It is the current practice at many medical facilities to automatically schedule a c-section for any child after a previous medically-necessary c-section. This is somewhat controversial, as the risks of VBAC (Vaginal Birth After C-Section) may be less than originally thought. Some studies show that between 74% and 82% of women attempting a trial of labor after a c-section had successful vaginal deliveries.

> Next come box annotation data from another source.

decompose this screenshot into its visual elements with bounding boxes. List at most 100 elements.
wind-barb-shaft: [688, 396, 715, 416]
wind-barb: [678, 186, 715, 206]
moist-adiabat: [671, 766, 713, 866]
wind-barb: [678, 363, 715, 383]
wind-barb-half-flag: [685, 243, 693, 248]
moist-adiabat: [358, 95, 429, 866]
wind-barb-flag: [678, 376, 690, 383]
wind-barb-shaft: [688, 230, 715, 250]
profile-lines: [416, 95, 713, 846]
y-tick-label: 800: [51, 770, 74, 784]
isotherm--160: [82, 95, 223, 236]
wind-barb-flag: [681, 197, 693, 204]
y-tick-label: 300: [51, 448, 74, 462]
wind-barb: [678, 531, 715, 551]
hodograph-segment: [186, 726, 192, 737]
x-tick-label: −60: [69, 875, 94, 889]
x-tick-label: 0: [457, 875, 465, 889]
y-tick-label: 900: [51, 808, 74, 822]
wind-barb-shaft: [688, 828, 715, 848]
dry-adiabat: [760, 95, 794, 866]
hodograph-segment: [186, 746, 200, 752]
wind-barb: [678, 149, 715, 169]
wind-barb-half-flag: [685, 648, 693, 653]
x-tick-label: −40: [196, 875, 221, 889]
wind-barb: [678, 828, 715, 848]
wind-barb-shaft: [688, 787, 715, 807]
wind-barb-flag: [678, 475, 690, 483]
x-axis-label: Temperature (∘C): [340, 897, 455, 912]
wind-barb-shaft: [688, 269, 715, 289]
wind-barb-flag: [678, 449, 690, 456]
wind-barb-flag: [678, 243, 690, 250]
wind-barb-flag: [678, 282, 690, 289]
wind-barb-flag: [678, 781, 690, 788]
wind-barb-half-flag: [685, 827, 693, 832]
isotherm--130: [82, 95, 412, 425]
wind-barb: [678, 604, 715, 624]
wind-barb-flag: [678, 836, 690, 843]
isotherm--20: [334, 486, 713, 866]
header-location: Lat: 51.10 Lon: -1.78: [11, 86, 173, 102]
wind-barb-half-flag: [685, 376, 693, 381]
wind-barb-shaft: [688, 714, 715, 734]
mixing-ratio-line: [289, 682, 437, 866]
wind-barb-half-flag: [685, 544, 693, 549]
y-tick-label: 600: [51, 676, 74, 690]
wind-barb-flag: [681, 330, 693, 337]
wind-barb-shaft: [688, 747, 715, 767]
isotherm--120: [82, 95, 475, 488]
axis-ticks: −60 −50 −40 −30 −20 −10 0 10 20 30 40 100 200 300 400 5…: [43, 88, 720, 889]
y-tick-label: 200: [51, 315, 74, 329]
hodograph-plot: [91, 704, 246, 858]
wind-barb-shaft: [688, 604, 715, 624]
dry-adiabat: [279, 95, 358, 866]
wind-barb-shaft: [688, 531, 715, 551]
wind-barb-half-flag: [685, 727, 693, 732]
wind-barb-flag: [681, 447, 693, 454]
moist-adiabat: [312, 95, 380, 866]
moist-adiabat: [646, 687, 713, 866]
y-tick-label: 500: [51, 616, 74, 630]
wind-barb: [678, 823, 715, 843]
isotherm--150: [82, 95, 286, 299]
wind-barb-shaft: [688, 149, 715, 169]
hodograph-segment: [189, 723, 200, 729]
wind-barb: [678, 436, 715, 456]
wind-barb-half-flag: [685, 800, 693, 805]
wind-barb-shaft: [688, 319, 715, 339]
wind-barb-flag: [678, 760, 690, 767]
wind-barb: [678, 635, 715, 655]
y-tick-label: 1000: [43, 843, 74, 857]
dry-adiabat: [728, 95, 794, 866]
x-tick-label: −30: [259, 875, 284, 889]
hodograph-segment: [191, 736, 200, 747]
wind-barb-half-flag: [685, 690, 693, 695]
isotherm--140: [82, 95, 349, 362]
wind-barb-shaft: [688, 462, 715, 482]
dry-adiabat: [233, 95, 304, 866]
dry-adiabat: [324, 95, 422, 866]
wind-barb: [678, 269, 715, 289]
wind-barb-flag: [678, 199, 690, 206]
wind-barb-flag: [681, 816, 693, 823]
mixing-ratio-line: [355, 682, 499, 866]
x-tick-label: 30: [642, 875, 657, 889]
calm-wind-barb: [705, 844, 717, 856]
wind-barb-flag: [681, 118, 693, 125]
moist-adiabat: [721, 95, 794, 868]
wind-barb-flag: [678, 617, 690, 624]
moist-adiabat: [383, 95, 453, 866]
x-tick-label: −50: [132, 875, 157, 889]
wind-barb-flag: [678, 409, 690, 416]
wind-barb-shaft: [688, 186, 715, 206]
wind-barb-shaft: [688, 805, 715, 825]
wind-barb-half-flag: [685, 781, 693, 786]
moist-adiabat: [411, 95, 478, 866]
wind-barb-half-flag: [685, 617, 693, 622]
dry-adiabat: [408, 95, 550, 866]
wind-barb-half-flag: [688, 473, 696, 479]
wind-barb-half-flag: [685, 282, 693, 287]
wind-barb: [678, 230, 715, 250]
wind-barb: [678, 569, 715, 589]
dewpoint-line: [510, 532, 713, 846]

However, I can find no indication that 2 years separation is a hard factor in this. I can only find some examples of anecdotal evidence that claims that 18 months between deliveries is the minimum. The site childbirthconnection.org also mentions an 18 month delay between deliveries as being the minimum to reduce the chance of having scar-related problems.
Other factors seem to be:
The chances of a successful VBAC are higher if:
- You've had only one prior low transverse uterine incision — the most common type for a C-section — and no other uterine incisions
- You and your baby are healthy and your pregnancy is progressing normally
- The reason you had your prior C-section isn't a factor this time
- Your labor begins naturally on or before your due date
- You've had a previous successful vaginal delivery
The chances of a successful VBAC are lower if:
- Your pregnancy continues beyond your due date
- You have an unusually large baby
- You've had two or more C-sections and no vaginal deliveries
I know a couple who recently had their second child, after an initial c-section. The mother was very set on attempting a VBAC, and had to change hospitals to find one willing to even allow them to attempt it. The second child was born 3 years after the first, rather than two, but she did have the birth vaginally without incident.